5. I reached level 1296 in TwoDots. (Are you sensing a theme here?) There are currently 1310 levels in TwoDots. Lev Grossman, author of The Magicians got me started on this game – another reason to stay off twitter I suppose. I usually keep up with this one, completing the levels as they add them, but I had fallen behind. I thought maybe I had given up the game for good when Hurricane Harvey upset my time-wasting schedule, but once I had noblopomo to procrastinate on, I recommitted to Two Dots. 

6. I did a minimal amount of household chores that weren’t really optional. 

7. I searched for any old notes I might have here or there about blog ideas. I found some, but remained uninspired. 

And now I sit in my local Starbucks where my ipad keystrokes are showing up with about a 13 second delay. And my free-with-rewards venti caramel brûlée latte is finished. And I promised myself that I wouldn’t go home until I had posted a tftb. I can think of no more reasons to avoid pushing the ‘publish now’ button. Excuse me for wasting your time today. 

Muse-ing

When I decided to do noblopomo this year, I thought I might try my hand at a little fiction writing. Emphasis on little. I thought I might try some ‘three line tales’ or the genre I’ve seen referred to as ‘flash fiction.’ Now that November is over a week in, I’m not sure I’m feeling the fiction side of writing, but also not sure how I’ll post every day if I don’t start making something up.

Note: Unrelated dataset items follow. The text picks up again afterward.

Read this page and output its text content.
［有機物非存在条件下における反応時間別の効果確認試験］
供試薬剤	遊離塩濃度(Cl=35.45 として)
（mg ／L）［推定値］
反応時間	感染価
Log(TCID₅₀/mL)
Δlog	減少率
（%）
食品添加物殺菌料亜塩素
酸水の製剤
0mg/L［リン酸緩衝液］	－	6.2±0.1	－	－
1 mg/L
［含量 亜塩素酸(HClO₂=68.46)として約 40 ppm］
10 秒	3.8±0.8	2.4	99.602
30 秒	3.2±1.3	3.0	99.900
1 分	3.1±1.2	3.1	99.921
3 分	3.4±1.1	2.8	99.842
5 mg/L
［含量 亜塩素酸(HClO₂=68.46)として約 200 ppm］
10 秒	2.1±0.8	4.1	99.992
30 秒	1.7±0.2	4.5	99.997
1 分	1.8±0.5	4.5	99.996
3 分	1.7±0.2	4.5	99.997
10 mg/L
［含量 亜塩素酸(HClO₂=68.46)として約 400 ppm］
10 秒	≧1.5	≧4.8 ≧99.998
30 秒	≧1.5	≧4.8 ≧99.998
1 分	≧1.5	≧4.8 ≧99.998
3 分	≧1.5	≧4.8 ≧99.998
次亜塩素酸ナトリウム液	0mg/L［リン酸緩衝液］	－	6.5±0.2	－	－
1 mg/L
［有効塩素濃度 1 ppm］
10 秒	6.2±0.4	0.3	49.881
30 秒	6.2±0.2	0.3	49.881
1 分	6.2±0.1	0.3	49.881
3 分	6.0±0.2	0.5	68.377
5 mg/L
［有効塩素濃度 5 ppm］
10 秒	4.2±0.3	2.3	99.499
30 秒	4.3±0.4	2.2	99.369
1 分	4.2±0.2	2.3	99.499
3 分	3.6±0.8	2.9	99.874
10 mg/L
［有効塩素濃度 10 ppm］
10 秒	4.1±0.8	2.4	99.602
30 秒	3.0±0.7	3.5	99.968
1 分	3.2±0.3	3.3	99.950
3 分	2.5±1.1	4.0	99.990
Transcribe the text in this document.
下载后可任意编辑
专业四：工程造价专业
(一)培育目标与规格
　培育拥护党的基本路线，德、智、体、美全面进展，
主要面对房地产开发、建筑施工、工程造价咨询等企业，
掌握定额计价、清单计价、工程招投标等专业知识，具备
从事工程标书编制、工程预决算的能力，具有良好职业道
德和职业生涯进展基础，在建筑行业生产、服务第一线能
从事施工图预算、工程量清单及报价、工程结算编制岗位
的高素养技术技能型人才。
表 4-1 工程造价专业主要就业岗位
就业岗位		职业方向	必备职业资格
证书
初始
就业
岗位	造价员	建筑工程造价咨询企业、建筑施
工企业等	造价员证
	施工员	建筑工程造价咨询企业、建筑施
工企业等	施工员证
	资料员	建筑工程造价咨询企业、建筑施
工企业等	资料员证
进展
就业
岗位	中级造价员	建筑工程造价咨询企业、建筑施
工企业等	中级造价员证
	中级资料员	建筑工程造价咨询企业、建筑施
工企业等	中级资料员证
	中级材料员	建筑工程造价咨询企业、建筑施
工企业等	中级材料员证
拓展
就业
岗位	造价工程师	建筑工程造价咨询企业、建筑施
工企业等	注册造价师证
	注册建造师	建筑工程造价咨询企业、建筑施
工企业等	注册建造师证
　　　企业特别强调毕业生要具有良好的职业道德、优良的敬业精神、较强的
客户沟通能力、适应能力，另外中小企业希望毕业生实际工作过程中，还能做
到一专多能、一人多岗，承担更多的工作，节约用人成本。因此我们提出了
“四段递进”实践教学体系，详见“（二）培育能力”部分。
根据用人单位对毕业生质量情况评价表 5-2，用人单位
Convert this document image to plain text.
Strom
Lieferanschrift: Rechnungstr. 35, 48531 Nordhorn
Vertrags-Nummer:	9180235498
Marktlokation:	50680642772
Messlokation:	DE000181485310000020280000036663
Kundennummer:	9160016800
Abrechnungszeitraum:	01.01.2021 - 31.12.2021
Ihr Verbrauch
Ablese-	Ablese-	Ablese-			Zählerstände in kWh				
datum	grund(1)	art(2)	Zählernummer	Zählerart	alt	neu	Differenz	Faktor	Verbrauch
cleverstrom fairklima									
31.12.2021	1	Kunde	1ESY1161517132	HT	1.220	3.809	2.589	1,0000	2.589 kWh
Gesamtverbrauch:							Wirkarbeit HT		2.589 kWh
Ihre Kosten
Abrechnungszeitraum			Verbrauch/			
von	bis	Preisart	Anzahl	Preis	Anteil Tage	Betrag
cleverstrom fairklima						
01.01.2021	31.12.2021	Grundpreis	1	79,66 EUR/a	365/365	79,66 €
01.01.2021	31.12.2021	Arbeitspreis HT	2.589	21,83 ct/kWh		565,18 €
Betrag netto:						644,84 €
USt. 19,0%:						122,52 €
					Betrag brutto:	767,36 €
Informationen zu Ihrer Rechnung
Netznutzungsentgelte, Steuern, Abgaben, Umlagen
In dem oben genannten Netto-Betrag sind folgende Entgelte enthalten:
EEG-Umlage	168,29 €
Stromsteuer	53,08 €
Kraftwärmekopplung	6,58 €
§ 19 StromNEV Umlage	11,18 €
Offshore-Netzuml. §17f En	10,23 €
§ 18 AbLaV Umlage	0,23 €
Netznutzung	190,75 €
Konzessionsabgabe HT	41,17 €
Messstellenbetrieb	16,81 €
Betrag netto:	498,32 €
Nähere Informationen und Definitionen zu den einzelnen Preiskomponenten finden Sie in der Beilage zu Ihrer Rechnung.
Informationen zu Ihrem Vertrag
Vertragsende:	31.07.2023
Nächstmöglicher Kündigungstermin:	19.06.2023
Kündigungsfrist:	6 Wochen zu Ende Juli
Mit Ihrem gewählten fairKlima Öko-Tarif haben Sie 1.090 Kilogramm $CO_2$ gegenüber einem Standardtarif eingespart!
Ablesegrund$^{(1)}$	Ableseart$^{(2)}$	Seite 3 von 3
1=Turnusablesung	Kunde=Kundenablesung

I’ve always enjoyed writing but I’ve never been much of a fiction writer. At my most creative, I used to make up stories around reports that I had to write, to mixed reviews. My seventh grade social studies teacher thought I was brilliant, my college chemistry TA’s thought I was weird, and I was rebuked when I tried it at my first engineering job. I always thought I was clever, but none of those other appraisals were wrong.

Now D#2 is working on a novel during NaNoWriMo and she has been gracious enough to give me a few sneak peeks. I know I’m biased, but she really is a solid writer. By contrast, I started reading a self-published novel by a friend-of-a-friend. A review on the cover descried it as a “post-apocalyptic/survival/contemporary western/romance novel.” Yeah, life is too short for more than one chapter of that one.

When you read the good stuff, however, it has an uncanny ability to answer the question that you haven’t even quite asked yet. Like this passage that I read today from Neil Gaiman’s Norse Mythology:

Do you wonder where poetry comes from? Where we get the songs we sing and the tales we tell? Do you ever ask yourself how it is that some people can dream great, wise, beautiful dreams and pass those dreams on as poetry to the world, to be sung and retold as long as the sun rises and sets, as long as the moon will wax and wane? Have you ever wondered why some people make beautiful songs and poems and tales, and some of us do not?

I got my answer in a Norse myth and it was a good enough answer for me. Let’s just say that I have yet to taste the good mead…yet.